Der Energiekonzern Eon hat mit seiner Atomklage gegen den Bund und zwei Länder eine Schlappe erlitten. Das Landgericht Hannover wies die Klage auf rund 382 Millionen Euro Schadenersatz am Montag ab. Das Unternehmen hatte Entschädigung dafür gefordert, dass es 2011 nach der Atomkatastrophe von Fukushima die Atommeiler Isar 1 und Unterweser für drei Monate abschalten musste.

Das Moratorium für die ältesten deutschen Blöcke hatten die Bundesregierung und die Ministerpräsidenten der Atomländer wenige Tage nach Fukushima vereinbart. Kurz danach folgte die Änderung des Atomgesetzes mit dem endgültigen Aus für zunächst acht Kraftwerke und dem Ausstiegsszenario für die übrigen Anlagen bis Ende 2022.

Deutschland: Kernkraftwerk Unterweser, Foto: dpa
Kernkraftwerk Unterweser von Eon war von dem Moratorium betroffenBild: picture-alliance/dpa/I. Wagner

Eon sieht sich bei Isar 1 und Unterweser enteignet und verlangt vom Bund sowie den Ländern Bayern und Niedersachsen eine Entschädigung. "Ich erwarte Gerechtigkeit", hatte Konzernchef Johannes Teyssen im Frühjahr zu den Atomklagen gesagt, als er seine Jahreszahlen vorlegte. Diese waren - nicht zuletzt wegen der Energiewende - tiefrot.

Anfechtungsklage wurde unterlassen

Der Vorsitzende Richter Martin Schulz begründete die Entscheidung gegen einen Ausgleich damit, dass das Unternehmen den Stopp der Meiler mit einer sofortigen Anfechtungsklage hätte verhindern können - dies aber unterlassen habe. Eon hatte dem in einer Verhandlung im April unter anderem entgegengehalten, dass ein solches Verfahren länger gedauert hätte als die Zwangspause selbst.

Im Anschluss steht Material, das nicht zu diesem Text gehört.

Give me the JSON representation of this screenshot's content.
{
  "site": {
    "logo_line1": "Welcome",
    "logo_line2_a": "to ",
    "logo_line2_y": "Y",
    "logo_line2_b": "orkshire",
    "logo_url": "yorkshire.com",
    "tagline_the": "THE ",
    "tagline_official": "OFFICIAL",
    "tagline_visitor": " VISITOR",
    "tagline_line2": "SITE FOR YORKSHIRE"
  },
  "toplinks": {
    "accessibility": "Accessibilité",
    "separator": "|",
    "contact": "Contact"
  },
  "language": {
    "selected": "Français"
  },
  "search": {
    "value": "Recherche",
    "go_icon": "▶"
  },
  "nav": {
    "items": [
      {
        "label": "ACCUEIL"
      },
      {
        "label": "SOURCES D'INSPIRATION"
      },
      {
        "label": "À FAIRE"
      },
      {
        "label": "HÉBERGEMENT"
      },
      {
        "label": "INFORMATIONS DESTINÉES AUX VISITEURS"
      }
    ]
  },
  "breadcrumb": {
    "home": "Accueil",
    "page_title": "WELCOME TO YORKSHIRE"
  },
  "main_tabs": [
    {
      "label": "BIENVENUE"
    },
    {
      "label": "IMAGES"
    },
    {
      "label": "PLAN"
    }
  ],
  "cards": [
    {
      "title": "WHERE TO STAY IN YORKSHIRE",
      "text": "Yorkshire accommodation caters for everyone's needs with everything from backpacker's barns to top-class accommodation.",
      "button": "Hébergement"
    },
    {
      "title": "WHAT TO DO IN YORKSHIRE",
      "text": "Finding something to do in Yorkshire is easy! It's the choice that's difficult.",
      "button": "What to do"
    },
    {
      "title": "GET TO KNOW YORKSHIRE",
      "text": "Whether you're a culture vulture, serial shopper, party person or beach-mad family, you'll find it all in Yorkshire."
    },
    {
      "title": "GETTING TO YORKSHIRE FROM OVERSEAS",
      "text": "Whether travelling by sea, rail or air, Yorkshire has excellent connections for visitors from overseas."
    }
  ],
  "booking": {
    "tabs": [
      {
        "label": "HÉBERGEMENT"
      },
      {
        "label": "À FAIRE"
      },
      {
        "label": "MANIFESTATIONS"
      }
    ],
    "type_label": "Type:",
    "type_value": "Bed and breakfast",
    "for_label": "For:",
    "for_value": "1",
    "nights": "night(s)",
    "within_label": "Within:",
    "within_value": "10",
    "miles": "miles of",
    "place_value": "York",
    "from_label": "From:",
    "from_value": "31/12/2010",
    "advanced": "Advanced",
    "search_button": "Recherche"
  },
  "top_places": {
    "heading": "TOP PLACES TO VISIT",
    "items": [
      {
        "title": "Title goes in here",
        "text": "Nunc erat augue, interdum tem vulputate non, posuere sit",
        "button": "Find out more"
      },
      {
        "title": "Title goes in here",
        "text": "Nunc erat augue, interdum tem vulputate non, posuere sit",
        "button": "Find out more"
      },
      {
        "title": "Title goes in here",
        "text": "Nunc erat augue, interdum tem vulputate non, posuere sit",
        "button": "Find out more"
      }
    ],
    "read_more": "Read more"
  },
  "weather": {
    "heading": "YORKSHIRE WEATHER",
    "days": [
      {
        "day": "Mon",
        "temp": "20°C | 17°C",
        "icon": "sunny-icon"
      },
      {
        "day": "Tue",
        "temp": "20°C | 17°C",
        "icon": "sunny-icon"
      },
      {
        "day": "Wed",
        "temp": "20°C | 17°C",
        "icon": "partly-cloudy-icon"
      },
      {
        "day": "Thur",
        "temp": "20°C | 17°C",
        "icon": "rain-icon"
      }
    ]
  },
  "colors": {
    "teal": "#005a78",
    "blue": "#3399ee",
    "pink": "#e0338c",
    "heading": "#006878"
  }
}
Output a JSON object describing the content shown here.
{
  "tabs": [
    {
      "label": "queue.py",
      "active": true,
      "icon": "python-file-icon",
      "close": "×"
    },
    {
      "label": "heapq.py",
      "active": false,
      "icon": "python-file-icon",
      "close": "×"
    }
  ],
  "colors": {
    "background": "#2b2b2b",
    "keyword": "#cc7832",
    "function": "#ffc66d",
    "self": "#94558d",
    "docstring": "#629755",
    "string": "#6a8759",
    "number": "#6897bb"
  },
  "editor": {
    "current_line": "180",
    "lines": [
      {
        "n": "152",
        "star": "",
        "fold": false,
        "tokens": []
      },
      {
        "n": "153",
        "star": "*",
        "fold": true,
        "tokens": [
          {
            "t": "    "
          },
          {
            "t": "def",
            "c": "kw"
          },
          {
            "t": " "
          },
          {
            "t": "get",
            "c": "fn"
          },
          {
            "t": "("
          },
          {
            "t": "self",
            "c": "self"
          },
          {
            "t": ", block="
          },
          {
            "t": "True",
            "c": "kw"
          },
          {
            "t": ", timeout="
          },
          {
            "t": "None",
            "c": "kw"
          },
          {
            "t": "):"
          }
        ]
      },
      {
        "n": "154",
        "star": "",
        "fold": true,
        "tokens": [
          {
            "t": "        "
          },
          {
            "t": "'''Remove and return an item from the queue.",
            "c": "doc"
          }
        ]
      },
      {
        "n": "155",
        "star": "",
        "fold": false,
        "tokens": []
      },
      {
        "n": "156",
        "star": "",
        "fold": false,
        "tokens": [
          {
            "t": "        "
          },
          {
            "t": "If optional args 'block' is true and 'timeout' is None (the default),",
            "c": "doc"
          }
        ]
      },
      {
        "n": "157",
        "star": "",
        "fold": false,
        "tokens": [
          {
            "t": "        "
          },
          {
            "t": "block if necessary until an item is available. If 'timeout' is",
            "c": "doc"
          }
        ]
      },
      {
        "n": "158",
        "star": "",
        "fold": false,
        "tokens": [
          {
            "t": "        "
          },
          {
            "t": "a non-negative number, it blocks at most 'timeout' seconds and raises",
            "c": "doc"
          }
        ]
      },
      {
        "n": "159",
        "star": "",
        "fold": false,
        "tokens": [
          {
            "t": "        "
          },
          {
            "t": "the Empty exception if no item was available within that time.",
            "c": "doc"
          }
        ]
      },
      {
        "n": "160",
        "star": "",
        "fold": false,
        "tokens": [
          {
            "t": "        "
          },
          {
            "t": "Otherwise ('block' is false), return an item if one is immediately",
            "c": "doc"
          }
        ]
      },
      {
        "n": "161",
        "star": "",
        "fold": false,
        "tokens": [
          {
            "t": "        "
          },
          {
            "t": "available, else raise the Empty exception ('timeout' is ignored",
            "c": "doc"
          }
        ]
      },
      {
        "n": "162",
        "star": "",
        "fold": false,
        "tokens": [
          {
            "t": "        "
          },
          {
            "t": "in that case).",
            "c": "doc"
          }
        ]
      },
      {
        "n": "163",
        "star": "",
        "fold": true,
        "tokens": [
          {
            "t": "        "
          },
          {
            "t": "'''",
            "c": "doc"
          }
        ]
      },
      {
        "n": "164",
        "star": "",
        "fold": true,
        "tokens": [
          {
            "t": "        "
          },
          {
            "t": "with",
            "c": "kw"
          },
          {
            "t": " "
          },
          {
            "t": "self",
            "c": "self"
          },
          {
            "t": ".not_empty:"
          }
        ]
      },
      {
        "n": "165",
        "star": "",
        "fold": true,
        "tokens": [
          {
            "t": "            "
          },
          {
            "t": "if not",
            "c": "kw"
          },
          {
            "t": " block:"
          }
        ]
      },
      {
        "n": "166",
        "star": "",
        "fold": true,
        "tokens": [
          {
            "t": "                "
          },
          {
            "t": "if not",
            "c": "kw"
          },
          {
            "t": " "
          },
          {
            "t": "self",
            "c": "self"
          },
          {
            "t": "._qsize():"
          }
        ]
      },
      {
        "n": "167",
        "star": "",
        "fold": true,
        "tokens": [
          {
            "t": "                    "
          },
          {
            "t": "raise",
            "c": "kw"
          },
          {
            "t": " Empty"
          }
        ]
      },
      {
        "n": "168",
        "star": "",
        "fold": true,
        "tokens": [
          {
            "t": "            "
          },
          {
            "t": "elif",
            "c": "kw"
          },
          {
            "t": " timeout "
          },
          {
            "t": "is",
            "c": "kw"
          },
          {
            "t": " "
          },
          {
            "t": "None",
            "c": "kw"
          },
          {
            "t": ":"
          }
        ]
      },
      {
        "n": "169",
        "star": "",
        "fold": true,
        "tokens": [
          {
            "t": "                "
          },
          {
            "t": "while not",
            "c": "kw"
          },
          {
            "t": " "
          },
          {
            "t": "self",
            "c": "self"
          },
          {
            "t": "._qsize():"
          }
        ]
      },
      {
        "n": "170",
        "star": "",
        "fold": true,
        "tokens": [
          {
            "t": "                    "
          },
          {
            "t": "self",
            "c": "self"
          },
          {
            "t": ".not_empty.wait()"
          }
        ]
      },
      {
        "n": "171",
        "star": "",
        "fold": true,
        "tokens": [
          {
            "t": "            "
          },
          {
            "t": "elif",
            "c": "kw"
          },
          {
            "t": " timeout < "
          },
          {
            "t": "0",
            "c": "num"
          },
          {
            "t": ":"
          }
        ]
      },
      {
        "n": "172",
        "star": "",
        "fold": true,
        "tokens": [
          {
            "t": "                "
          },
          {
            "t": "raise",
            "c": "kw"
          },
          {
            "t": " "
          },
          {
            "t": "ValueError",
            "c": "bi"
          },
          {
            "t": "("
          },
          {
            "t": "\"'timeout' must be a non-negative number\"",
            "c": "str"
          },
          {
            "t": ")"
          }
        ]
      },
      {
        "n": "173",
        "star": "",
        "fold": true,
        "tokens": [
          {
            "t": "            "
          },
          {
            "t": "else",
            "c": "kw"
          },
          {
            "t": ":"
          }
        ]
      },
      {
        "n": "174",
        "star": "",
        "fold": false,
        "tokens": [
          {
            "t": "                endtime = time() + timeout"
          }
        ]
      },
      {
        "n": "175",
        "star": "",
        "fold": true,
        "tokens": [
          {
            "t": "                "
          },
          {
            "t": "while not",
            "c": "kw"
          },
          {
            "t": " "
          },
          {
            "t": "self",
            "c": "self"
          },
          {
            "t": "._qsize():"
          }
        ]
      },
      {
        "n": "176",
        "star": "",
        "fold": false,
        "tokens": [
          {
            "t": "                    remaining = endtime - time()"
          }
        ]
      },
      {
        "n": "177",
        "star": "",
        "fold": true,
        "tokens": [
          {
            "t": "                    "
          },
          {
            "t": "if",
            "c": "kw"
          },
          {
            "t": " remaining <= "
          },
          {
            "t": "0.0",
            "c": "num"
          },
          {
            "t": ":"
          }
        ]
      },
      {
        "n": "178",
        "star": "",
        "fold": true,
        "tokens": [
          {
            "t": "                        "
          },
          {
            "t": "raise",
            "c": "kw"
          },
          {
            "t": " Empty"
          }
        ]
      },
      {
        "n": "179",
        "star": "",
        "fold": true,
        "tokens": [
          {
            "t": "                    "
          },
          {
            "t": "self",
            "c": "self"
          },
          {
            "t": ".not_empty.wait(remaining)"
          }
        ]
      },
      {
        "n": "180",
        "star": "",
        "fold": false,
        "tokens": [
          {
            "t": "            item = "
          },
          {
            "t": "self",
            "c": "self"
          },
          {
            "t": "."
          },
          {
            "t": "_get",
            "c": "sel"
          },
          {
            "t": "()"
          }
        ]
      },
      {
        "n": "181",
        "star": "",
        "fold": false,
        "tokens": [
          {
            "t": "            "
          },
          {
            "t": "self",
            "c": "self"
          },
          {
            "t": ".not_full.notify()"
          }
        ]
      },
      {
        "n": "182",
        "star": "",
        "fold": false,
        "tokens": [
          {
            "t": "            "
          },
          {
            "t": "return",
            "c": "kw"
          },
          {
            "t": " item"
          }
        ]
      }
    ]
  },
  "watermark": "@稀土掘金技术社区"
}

Klagewelle bislang abgewehrt

Nach dem abrupten deutschen Atomausstieg 2011 haben die Energiekonzerne eine Welle von Klagen gestartet, um Entschädigung für finanzielle Einbußen vor Gericht zu erstreiten. Dem Fiskus drohen Schadenersatzansprüche in Milliardenhöhe, doch bisher zeigten sich die Gerichte zugeknöpft. In Essen korrigierte das Gericht Ende 2015 den Schadenersatzanspruch von RWE noch vor der Entscheidung deutlich nach unten, in Bonn kassierte der EnBW-Konzern im Februar 2016 sogar eine glatte Abweisung.

2013 bekam RWE Recht

Alle Kläger stützen sich auf eine Entscheidung des hessischen Verwaltungsgerichtshofes von Anfang 2013. Das Gericht hatte das Moratorium für die beiden RWE-Kraftwerksblöcke von Biblis an der Bergstraße für rechtswidrig erklärt - unter anderem, weil RWE vor der Entscheidung nicht ordnungsgemäß angehört worden sei. Die Entscheidung wurde vom Bundesverwaltungsgericht bestätigt.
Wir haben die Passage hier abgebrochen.